2023/03/28 11:12:03 client.go:699: [sarama] client/metadata fetching metadata for [tidb] from broker 172.23.5.156:9092
2023/03/28 11:12:03 broker.go:148: [sarama] Connected to broker at 172.23.5.156:9092 (unregistered)
2023/03/28 11:12:33 client.go:726: [sarama] client/metadata got error from broker while fetching metadata: read tcp 172.23.5.156:34540->172.23.5.156:9092: i/o timeout
2023/03/28 11:12:33 broker.go:191: [sarama] Closed connection to broker 172.23.5.156:9092
2023/03/28 11:12:33 client.go:732: [sarama] client/metadata no available broker to send metadata request to
2023/03/28 11:12:33 client.go:508: [sarama] client/brokers resurrecting 1 dead seed brokers
2023/03/28 11:12:33 client.go:690: [sarama] client/metadata retrying after 500ms… (10000 attempts remaining)
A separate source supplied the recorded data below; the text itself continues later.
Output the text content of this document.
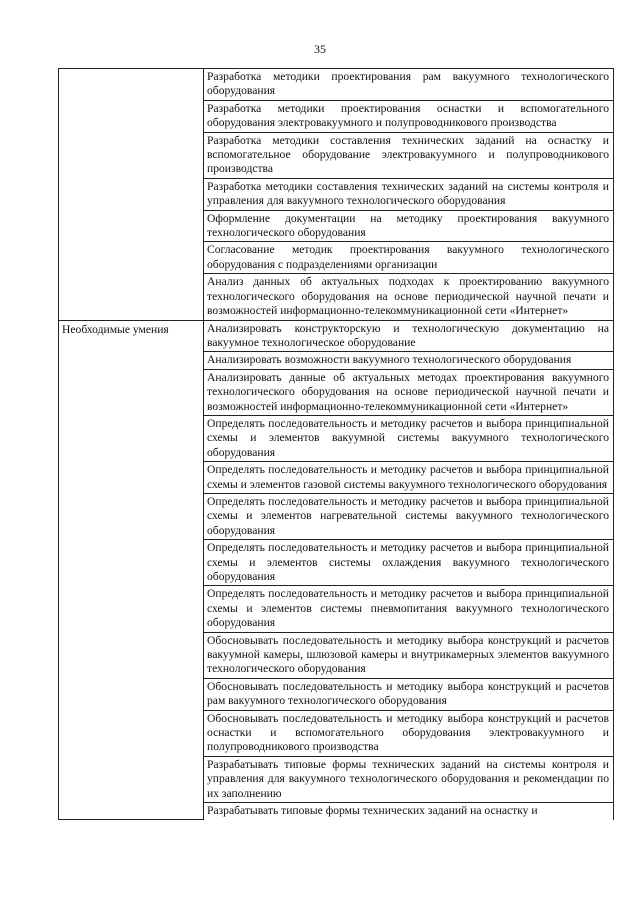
35
	Разработка методики проектирования рам вакуумного технологического оборудования
	Разработка методики проектирования оснастки и вспомогательного оборудования электровакуумного и полупроводникового производства
	Разработка методики составления технических заданий на оснастку и вспомогательное оборудование электровакуумного и полупроводникового производства
	Разработка методики составления технических заданий на системы контроля и управления для вакуумного технологического оборудования
	Оформление документации на методику проектирования вакуумного технологического оборудования
	Согласование методик проектирования вакуумного технологического оборудования с подразделениями организации
	Анализ данных об актуальных подходах к проектированию вакуумного технологического оборудования на основе периодической научной печати и возможностей информационно-телекоммуникационной сети «Интернет»
Необходимые умения	Анализировать конструкторскую и технологическую документацию на вакуумное технологическое оборудование
	Анализировать возможности вакуумного технологического оборудования
	Анализировать данные об актуальных методах проектирования вакуумного технологического оборудования на основе периодической научной печати и возможностей информационно-телекоммуникационной сети «Интернет»
	Определять последовательность и методику расчетов и выбора принципиальной схемы и элементов вакуумной системы вакуумного технологического оборудования
	Определять последовательность и методику расчетов и выбора принципиальной схемы и элементов газовой системы вакуумного технологического оборудования
	Определять последовательность и методику расчетов и выбора принципиальной схемы и элементов нагревательной системы вакуумного технологического оборудования
	Определять последовательность и методику расчетов и выбора принципиальной схемы и элементов системы охлаждения вакуумного технологического оборудования
	Определять последовательность и методику расчетов и выбора принципиальной схемы и элементов системы пневмопитания вакуумного технологического оборудования
	Обосновывать последовательность и методику выбора конструкций и расчетов вакуумной камеры, шлюзовой камеры и внутрикамерных элементов вакуумного технологического оборудования
	Обосновывать последовательность и методику выбора конструкций и расчетов рам вакуумного технологического оборудования
	Обосновывать последовательность и методику выбора конструкций и расчетов оснастки и вспомогательного оборудования электровакуумного и полупроводникового производства
	Разрабатывать типовые формы технических заданий на системы контроля и управления для вакуумного технологического оборудования и рекомендации по их заполнению
	Разрабатывать типовые формы технических заданий на оснастку и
2023/03/28 11:12:33 config.go:361: [sarama] Producer.MaxMessageBytes must be smaller than MaxRequestSize; it will be ignored.
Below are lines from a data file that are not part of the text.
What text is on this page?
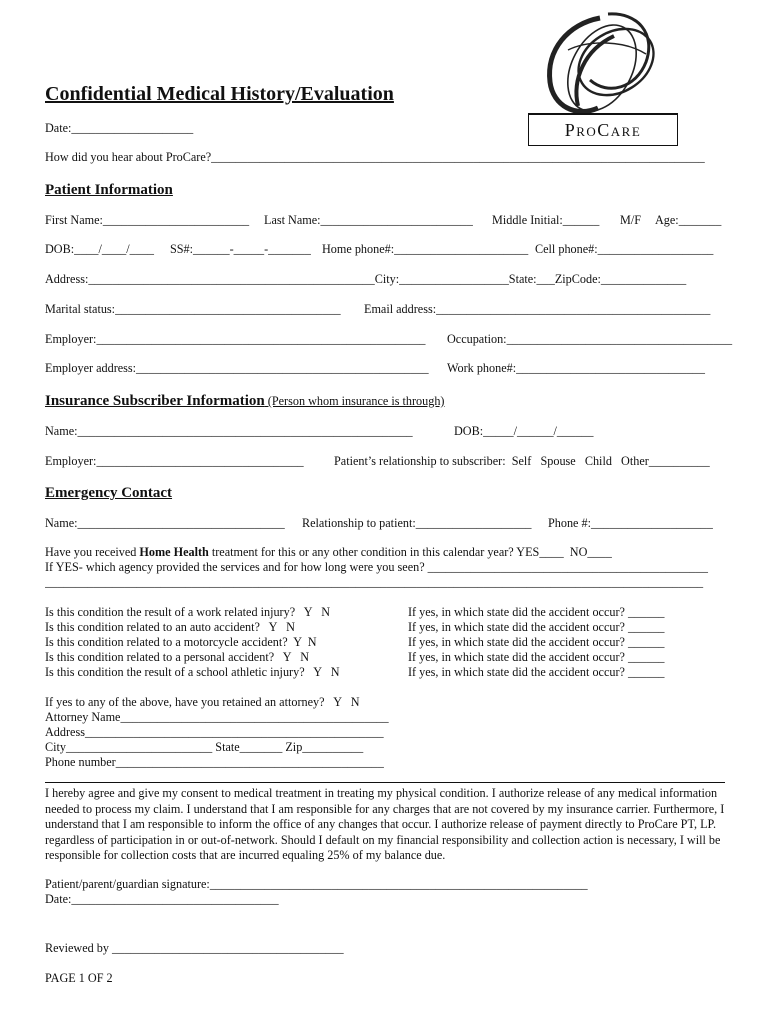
ProCare
Confidential Medical History/Evaluation
Date:____________________
How did you hear about ProCare?_________________________________________________________________________________
Patient Information
First Name:________________________ Last Name:_________________________ Middle Initial:______ M/F Age:_______
DOB:____/____/____ SS#:______-_____-_______ Home phone#:______________________ Cell phone#:___________________
Address:_______________________________________________City:__________________State:___ZipCode:______________
Marital status:_____________________________________ Email address:_____________________________________________
Employer:______________________________________________________ Occupation:_____________________________________
Employer address:________________________________________________ Work phone#:_______________________________
Insurance Subscriber Information (Person whom insurance is through)
Name:_______________________________________________________	DOB:_____/______/______
Employer:__________________________________ Patient’s relationship to subscriber:  Self   Spouse   Child   Other__________
Emergency Contact
Name:__________________________________ Relationship to patient:___________________ Phone #:____________________
Have you received Home Health treatment for this or any other condition in this calendar year? YES____  NO____
If YES- which agency provided the services and for how long were you seen? ______________________________________________
____________________________________________________________________________________________________________
Is this condition the result of a work related injury?   Y   N
Is this condition related to an auto accident?   Y   N
Is this condition related to a motorcycle accident?  Y  N
Is this condition related to a personal accident?   Y   N
Is this condition the result of a school athletic injury?   Y   N
If yes, in which state did the accident occur? ______
If yes, in which state did the accident occur? ______
If yes, in which state did the accident occur? ______
If yes, in which state did the accident occur? ______
If yes, in which state did the accident occur? ______
If yes to any of the above, have you retained an attorney?   Y   N
Attorney Name____________________________________________
Address_________________________________________________
City________________________ State_______ Zip__________
Phone number____________________________________________
I hereby agree and give my consent to medical treatment in treating my physical condition. I authorize release of any medical information needed to process my claim. I understand that I am responsible for any charges that are not covered by my insurance carrier. Furthermore, I understand that I am responsible to inform the office of any changes that occur. I authorize release of payment directly to ProCare PT, LP. regardless of participation in or out-of-network. Should I default on my financial responsibility and collection action is necessary, I will be responsible for collection costs that are incurred equaling 25% of my balance due.
Patient/parent/guardian signature:______________________________________________________________
Date:__________________________________
Reviewed by ______________________________________
PAGE 1 OF 2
2023/03/28 11:12:33 config.go:382: [sarama] ClientID is the default of ‘sarama’, you should consider setting it to something application-specific.
2023/03/28 11:12:33 client.go:699: [sarama] client/metadata fetching metadata for [tidb] from broker 172.23.5.156:9092
2023/03/28 11:12:33 broker.go:148: [sarama] Connected to broker at 172.23.5.156:9092 (unregistered)
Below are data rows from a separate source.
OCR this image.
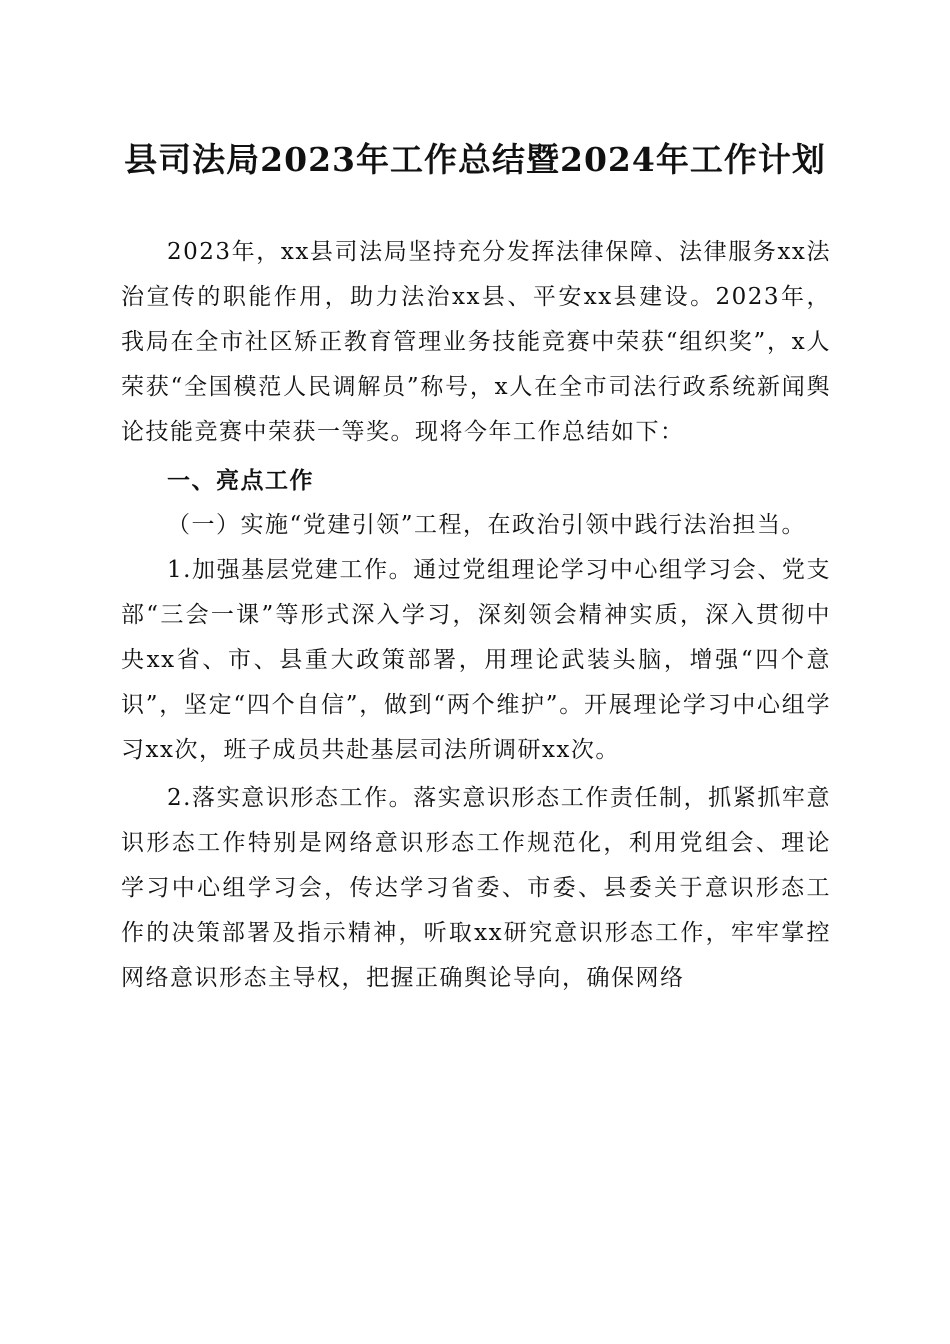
县司法局2023年工作总结暨2024年工作计划

2023年，xx县司法局坚持充分发挥法律保障、法律服务xx法治宣传的职能作用，助力法治xx县、平安xx县建设。2023年，我局在全市社区矫正教育管理业务技能竞赛中荣获“组织奖”，x人荣获“全国模范人民调解员”称号，x人在全市司法行政系统新闻舆论技能竞赛中荣获一等奖。现将今年工作总结如下：

一、亮点工作

（一）实施“党建引领”工程，在政治引领中践行法治担当。

1.加强基层党建工作。通过党组理论学习中心组学习会、党支部“三会一课”等形式深入学习，深刻领会精神实质，深入贯彻中央xx省、市、县重大政策部署，用理论武装头脑，增强“四个意识”，坚定“四个自信”，做到“两个维护”。开展理论学习中心组学习xx次，班子成员共赴基层司法所调研xx次。

2.落实意识形态工作。落实意识形态工作责任制，抓紧抓牢意识形态工作特别是网络意识形态工作规范化，利用党组会、理论学习中心组学习会，传达学习省委、市委、县委关于意识形态工作的决策部署及指示精神，听取xx研究意识形态工作，牢牢掌控网络意识形态主导权，把握正确舆论导向，确保网络
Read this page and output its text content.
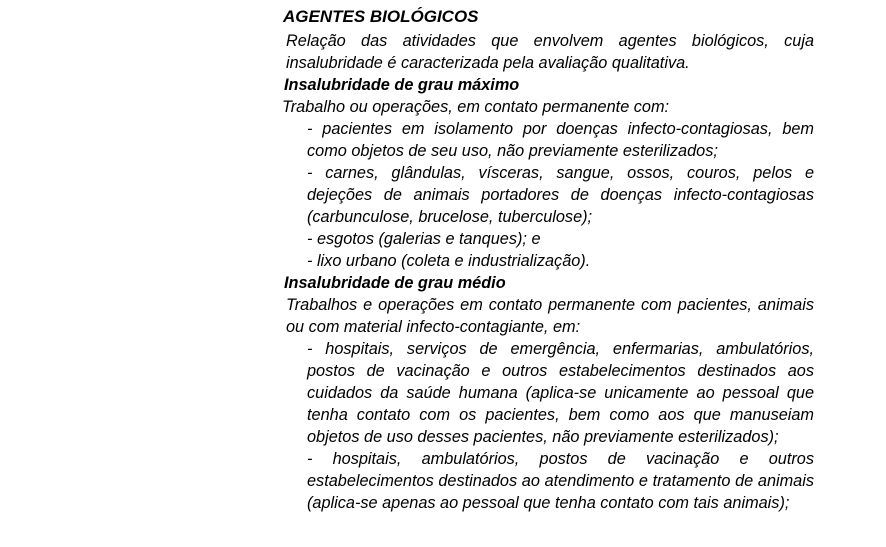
AGENTES BIOLÓGICOS

Relação das atividades que envolvem agentes biológicos, cuja insalubridade é caracterizada pela avaliação qualitativa.

Insalubridade de grau máximo

Trabalho ou operações, em contato permanente com:

- pacientes em isolamento por doenças infecto-contagiosas, bem como objetos de seu uso, não previamente esterilizados;
- carnes, glândulas, vísceras, sangue, ossos, couros, pelos e dejeções de animais portadores de doenças infecto-contagiosas (carbunculose, brucelose, tuberculose);
- esgotos (galerias e tanques); e
- lixo urbano (coleta e industrialização).

Insalubridade de grau médio

Trabalhos e operações em contato permanente com pacientes, animais ou com material infecto-contagiante, em:

- hospitais, serviços de emergência, enfermarias, ambulatórios, postos de vacinação e outros estabelecimentos destinados aos cuidados da saúde humana (aplica-se unicamente ao pessoal que tenha contato com os pacientes, bem como aos que manuseiam objetos de uso desses pacientes, não previamente esterilizados);
- hospitais, ambulatórios, postos de vacinação e outros estabelecimentos destinados ao atendimento e tratamento de animais (aplica-se apenas ao pessoal que tenha contato com tais animais);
2023/03/28 11:12:34 syncer.go:383: [fatal] /home/jenkins/workspace/build_tidb_binlog_master/go/src/github.com/pingcap/tidb-binlog/drainer/executor/kafka.go:193: fail to push msg to kafka after 30s, check if kafka is up and working
/home/jenkins/workspace/build_tidb_binlog_master/go/src/github.com/pingcap/tidb-binlog/drainer/executor/kafka.go:163:
/home/jenkins/workspace/build_tidb_binlog_master/go/src/github.com/pingcap/tidb-binlog/drainer/executor/kafka.go:134:

| username: Lucien-卢西恩 | Original post link

It looks like there is an issue with the Kafka downstream parameter configuration, causing the synchronization to fail continuously. Additionally, you can check the network by using telnet from the Drainer node to see if the downstream Kafka network is accessible.

| username: TiDBer_f3MDYqWL | Original post link

Drainer and Kafka are deployed on the same machine, and my telnet connection is successful.